The brief order by the justices was unsigned and gave no reasoning, as is typical in such emergency cases. But the unusual move is a sign that the justices consider the matter significant enough that they would immediately hold oral argument on the government’s request to lift a nationwide pause on the policy.
The justices announced they would defer any consideration of the temporary block on the policy until they heard oral arguments, which they set for May 15.
That means that the executive order, which would end birthright citizenship for the children of undocumented immigrants and foreign residents, will remain paused in every state while the court considers the case.
The order was the latest response to a series of emergency applications brought by the Trump administration to challenge lower court blocks on a number of policies, including efforts to freeze more than a billion dollars in foreign aid and the deportation of Venezuelans to a prison in El Salvador without due process.
In three emergency applications, the Trump administration asked the Supreme Court to find that lower courts had erred in imposing bans on the birthright citizenship policy that extended beyond the parties involved in the litigation.

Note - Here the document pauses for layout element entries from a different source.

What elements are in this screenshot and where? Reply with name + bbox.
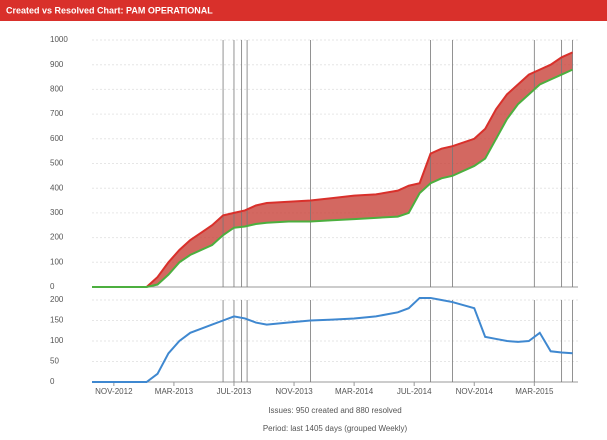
header-bar [0, 0, 607, 21]
series-line [92, 51, 573, 288]
unresolved-line [92, 296, 573, 383]
y-tick-label: 900 [50, 60, 64, 69]
x-tick-label: NOV-2012 [95, 387, 133, 396]
x-tick-label: MAR-2015 [515, 387, 554, 396]
y2-tick-label: 100 [50, 336, 64, 345]
x-tick-label: JUL-2014 [397, 387, 432, 396]
y-tick-label: 800 [50, 85, 64, 94]
x-tick-label: NOV-2013 [275, 387, 313, 396]
y-tick-label: 400 [50, 183, 64, 192]
y-tick-label: 700 [50, 109, 64, 118]
y-tick-label: 500 [50, 159, 64, 168]
chart-title: Created vs Resolved Chart: PAM OPERATION… [6, 5, 213, 15]
y2-tick-label: 200 [50, 295, 64, 304]
series-line [92, 68, 573, 288]
y2-tick-label: 150 [50, 316, 64, 325]
area [92, 52, 573, 287]
y-tick-label: 600 [50, 134, 64, 143]
legend: Issues: 950 created and 880 resolved [268, 406, 401, 415]
y-tick-label: 200 [50, 233, 64, 242]
period: Period: last 1405 days (grouped Weekly) [263, 424, 408, 433]
y-tick-label: 300 [50, 208, 64, 217]
y2-tick-label: 50 [50, 357, 59, 366]
y-tick-label: 0 [50, 282, 55, 291]
x-tick-label: JUL-2013 [217, 387, 252, 396]
y-tick-label: 1000 [50, 35, 68, 44]
x-tick-label: MAR-2013 [155, 387, 194, 396]
x-tick-label: NOV-2014 [456, 387, 494, 396]
x-tick-label: MAR-2014 [335, 387, 374, 396]
y-tick-label: 100 [50, 257, 64, 266]
y2-tick-label: 0 [50, 377, 55, 386]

It did not ask the court to weigh in on the constitutionality of that executive order, which was challenged soon after it was signed.
The court agreed to hear arguments on those applications, which focus on whether lower court judges went too far in imposing a nationwide pause on the policy.
On President Trump’s first day in office, he issued the executive order ending birthright citizenship, the guarantee that a person born in the United States is automatically a citizen, for certain children.
President Trump told reporters on Thursday after hearing of the court’s decision to hold oral argument that he was “so happy.”